1. Einleitung - Theoriebildung und Zielsetzung

2. Definition der Begriffe
2.1 Der Erfolg von Integration
2.2 Merkmale von Organisationen
2.3 Merkmale von Migrantenselbstorganisationen

3 Forschung
3.1 Fallauswahl
3.2 Untersuchung und Auswertung

4 Fazit

Literaturverzeichnis

Quellen

1. Einleitung

Bereits in den siebziger Jahren, als die ersten Migrantenvereine gegründet wurden, haben sich Politikwissenschaftler mit ihren Inhalten und Zielen auseinandergesetzt. Zunächst wurden Migrantenvereine, später Migrantenselbstorganisationen, kritisch betrachtet. Soziologen wie Hartmut Esser und Friedrich Heckmann sahen in den Migrantenselbstorganisationen die Gefahr einer Abwendung der Eingewanderten von der Gesellschaft des Aufnahmelandes. Laut Heckmann unterstützen Selbstorganisationen sowohl neu Eingewanderte als auch bereits länger Ansässige, in dem sie als Interessenvertretung gegenüber der Mehrheitsgesellschaft stehen, informieren, orientieren und beraten und außerdem soziale Netzwerke für Zugewanderte bilden (vgl. Heckmann 1992: 97 ff.). Jedoch „[entbindet] das Vorhandensein ethnischer Strukturen [von der Notwendigkeit], Kontakte außerhalb der eignen Gruppe zu suchen [...].", so Heckmann weiter (vgl. 1992: 115). Die Phänomene könne man aber durch einen erfolgreichen Integrationsprozess verhindern. Wenn also ein erfolgreicher Integrationsprozess in einer Migrantenselbstorganisation stattgefunden hat, dann „unterstützen sie [...] neu Eingewanderte [...]" (Heckmann 1992: 97 ff.). Doch welche Kursangebote sind für einen erfolgreichen Integrationsprozess ausschlaggebend? Ziel dieses Forschungspapier ist es die Kursangebote von Migrantenselbstorganisationen mit den Kursangeboten von Organisationen außerhalb des politisch-administrativen Systems1 (im Folgenden: PAS) in Bremen zu vergleichen, um die Theorie nach Heckmann (vgl. 1992: 97 ff.) bestätigen oder verwerfen zu können. Dabei werden die Organisationen als unabhängige Variable herausgegriffen und der Erfolg von Integration als abhängige Variable.

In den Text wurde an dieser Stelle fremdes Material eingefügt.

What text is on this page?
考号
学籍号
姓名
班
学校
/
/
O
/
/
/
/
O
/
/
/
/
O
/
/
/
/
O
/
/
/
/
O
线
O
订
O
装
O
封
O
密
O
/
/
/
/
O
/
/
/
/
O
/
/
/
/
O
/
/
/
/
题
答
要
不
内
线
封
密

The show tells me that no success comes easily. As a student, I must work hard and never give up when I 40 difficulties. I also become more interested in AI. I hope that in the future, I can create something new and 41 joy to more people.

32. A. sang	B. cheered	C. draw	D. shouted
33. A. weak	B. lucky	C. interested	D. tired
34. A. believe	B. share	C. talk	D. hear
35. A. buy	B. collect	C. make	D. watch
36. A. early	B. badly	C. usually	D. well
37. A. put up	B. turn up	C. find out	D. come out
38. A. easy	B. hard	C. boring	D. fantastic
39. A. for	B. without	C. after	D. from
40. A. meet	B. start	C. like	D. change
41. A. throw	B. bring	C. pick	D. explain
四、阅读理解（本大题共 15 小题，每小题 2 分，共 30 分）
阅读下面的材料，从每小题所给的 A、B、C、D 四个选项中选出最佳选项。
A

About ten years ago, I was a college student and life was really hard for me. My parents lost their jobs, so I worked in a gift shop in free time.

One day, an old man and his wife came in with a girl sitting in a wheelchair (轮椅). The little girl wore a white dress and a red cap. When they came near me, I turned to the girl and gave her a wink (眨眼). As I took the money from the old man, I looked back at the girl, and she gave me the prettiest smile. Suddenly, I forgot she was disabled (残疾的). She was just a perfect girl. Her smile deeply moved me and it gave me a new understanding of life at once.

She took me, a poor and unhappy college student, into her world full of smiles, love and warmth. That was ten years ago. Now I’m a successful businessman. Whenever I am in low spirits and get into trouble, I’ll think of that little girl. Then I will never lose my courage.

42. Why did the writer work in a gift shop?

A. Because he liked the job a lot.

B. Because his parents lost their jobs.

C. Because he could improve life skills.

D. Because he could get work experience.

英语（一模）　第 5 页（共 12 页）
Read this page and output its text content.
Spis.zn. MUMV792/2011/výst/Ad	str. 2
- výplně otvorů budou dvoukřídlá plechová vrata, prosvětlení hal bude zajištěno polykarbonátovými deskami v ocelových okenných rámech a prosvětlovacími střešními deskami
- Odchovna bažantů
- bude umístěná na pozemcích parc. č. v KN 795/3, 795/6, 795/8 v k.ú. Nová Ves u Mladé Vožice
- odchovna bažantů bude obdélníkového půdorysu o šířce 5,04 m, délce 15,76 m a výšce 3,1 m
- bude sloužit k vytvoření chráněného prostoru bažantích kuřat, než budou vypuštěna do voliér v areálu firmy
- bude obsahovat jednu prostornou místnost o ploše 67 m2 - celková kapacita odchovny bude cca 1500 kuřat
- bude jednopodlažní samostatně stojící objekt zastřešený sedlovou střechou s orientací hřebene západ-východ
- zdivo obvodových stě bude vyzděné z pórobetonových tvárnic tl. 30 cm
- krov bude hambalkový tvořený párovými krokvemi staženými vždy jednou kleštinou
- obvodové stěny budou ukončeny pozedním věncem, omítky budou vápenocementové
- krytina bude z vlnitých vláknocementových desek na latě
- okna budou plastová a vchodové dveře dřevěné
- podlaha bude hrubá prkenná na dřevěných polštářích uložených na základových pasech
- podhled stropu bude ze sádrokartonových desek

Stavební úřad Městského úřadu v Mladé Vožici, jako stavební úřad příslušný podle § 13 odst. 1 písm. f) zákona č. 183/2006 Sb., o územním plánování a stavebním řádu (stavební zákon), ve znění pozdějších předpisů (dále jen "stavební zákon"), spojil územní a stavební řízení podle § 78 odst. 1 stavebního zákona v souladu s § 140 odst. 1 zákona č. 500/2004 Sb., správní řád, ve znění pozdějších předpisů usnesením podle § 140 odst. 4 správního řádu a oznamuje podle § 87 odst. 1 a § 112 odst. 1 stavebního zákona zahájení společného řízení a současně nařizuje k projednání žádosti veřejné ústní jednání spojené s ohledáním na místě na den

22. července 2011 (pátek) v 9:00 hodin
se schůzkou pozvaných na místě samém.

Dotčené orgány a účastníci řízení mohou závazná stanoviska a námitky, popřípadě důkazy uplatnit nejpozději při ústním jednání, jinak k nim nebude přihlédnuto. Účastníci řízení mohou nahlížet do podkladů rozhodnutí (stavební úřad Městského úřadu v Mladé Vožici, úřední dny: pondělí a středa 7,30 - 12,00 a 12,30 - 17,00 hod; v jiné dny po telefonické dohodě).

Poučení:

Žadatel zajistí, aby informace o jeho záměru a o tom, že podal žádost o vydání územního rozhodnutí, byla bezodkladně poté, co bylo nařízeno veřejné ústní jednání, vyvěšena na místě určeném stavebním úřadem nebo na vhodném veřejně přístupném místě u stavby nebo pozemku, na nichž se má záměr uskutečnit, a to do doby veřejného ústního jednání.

Für die weitere Bearbeitung der Forschungsfrage muss zunächst definiert werden was unter einem Erfolg von Integration zu verstehen ist und welche Merkmale für Organisationen außerhalb des PAS und für Migrantenselbstorganisationen spezifisch sind (Kap. 2). Anschließend folgt der Forschungsteil. Dafür wird zunächst die Fallauswahl bestimmt. Daraufhin werden die Kursangebote der Migrantenselbstorganisationen mit denen der Organisationen außerhalb des PAS verglichen (Kap. 3). Nach der Untersuchung und Auswertung folgt zum ein Fazit das die Ergebnisse und Probleme des Forschungspapiers zusammenfassen soll (Kap. 4).

2. Definition der Begriffe

Betrachtungsgegenstand dieses Forschungspapiers ist der Beitrag zur Integration durch Organisationen außerhalb des politisch-administrativen Systems im Bereich der Migrations- und Integrationspolitik in Bremen. Zur eindeutigen Festlegung des Begriffs „Erfolg von Integration" ist es zunächst notwendig „Integration" im gesellschaftlichen und politischen Kontext zu definieren (Kap. 2.1). Im Anschluss werden die Merkmale von Organisationen herausgearbeitet (Kap. 2.2), so dass abschließend näher auf einen besonderen Organisationstyp eingegangen werden kann: Die Migrantenselbstorganisation (Kap. 2.3).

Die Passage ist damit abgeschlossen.